Face à cette situation, Benoît Payan en appelle à la solidarité de chacun. «Je demande officiellement au préfet de région d’organiser un tour de table. Le président de région est le bienvenu, et j’espère que la présidente de la métropole et du département, Martine Vassal, sera là.» L’édile demande à l’État comme aux autres collectivités de mettre la main à la poche et ainsi combler le déficit créé par la marina olympique dans les caisses de la ville. «L’État a d’ores et déjà accepté de participer au paiement du surplus aux alentours de deux millions d’euros», applaudit Joël Canicave.
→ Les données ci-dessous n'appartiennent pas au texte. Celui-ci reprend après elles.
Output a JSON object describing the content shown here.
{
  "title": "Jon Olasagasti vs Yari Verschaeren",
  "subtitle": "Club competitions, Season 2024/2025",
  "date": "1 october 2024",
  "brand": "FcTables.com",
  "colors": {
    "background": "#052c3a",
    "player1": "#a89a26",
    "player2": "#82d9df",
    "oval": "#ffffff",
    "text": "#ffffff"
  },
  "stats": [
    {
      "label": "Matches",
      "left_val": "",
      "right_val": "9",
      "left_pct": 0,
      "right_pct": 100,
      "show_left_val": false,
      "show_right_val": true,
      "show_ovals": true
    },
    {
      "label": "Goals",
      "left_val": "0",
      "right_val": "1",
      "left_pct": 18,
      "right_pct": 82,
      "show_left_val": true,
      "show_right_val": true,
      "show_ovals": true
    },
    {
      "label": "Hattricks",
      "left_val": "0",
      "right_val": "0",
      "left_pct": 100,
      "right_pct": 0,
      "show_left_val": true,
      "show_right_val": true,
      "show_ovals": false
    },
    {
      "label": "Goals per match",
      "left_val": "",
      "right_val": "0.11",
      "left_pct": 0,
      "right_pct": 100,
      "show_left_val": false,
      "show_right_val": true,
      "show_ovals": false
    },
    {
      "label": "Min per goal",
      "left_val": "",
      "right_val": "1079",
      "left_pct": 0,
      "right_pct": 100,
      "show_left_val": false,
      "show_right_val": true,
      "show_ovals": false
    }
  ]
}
Payan taxé d’être un «mauvais gestionnaire»

Les choses semblent moins bien engagées du côté des collectivités territoriales. Contacté, l’entourage de Martine Vassal se refuse pour l’heure à tout commentaire. La région, de son côté, oppose un fin de non-recevoir. «On ne va pas commenter les élucubrations d’un mauvais gestionnaire qui a laissé déraper le budget de la marina», souffle-t-on dans l’entourage de Renaud Muselier. «La facture, on vous la laisse et, en aucune façon, nous ne comptons la partager», balaie Isabelle Savon, qui rappelle que la région «a déjà mis cinq millions d’euros dans ce projet.» «Les trois millions, si c’est pour que Renaud Muselier les utilise pour acheter des canons à neige ou faire une patinoire à Nice pour les Jeux olympiques de 2030, il va falloir qu’il explique pourquoi il n’aime pas les Marseillais», persifle Joël Canicave.
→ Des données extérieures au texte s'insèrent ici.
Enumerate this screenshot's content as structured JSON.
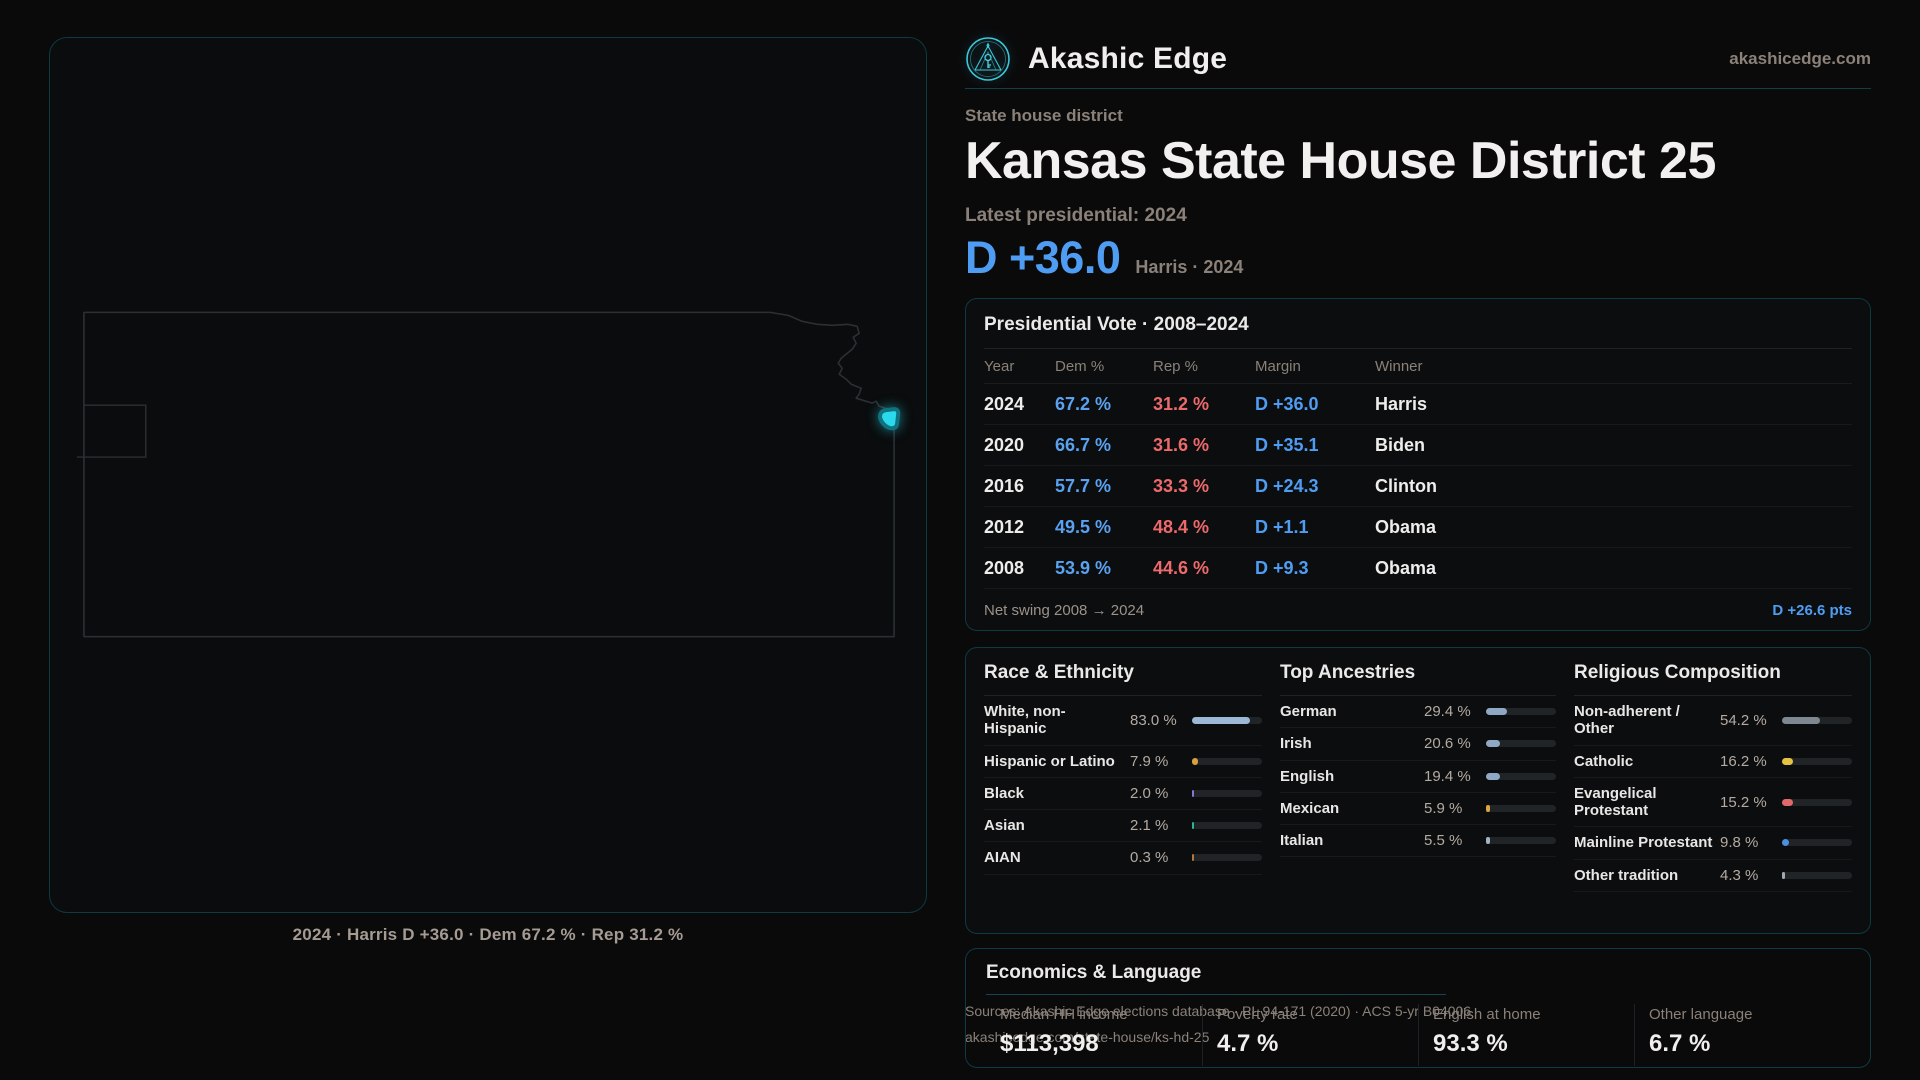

Comment la ville, dont le déficit avait atteint près de 1,4 milliard d’euros en 2023, va-t-elle renflouer les caisses ? Interrogé sur ce point, Joël Canicave se montre flou mais se veut rassurant. «Il n’y a pas de souci, ne vous inquiétez pas, lance l’adjoint au maire. On va exiger ce qui nous est dû. Tout est budgété, nous pouvons le faire, mais on aimerait effectivement que ça soit partagé équitablement. Ce qu’on aimerait, c’est que ça ne soit pas les Marseillais qui paient. C’est sûr que cet argent, j’aurais préféré l’utiliser pour financer autre chose.»

Un rapport publié le 29 septembre de la Cour des comptes estime que, dans leur globalité, les JO de Paris 2024 ont coûté 6,6 milliards d’euros en dépense publique. Les magistrats de la rue Cambon applaudissent «l’absence de dérapage budgétaire» tout en jugeant «modeste à ce stade» l’impact économique de l’événement.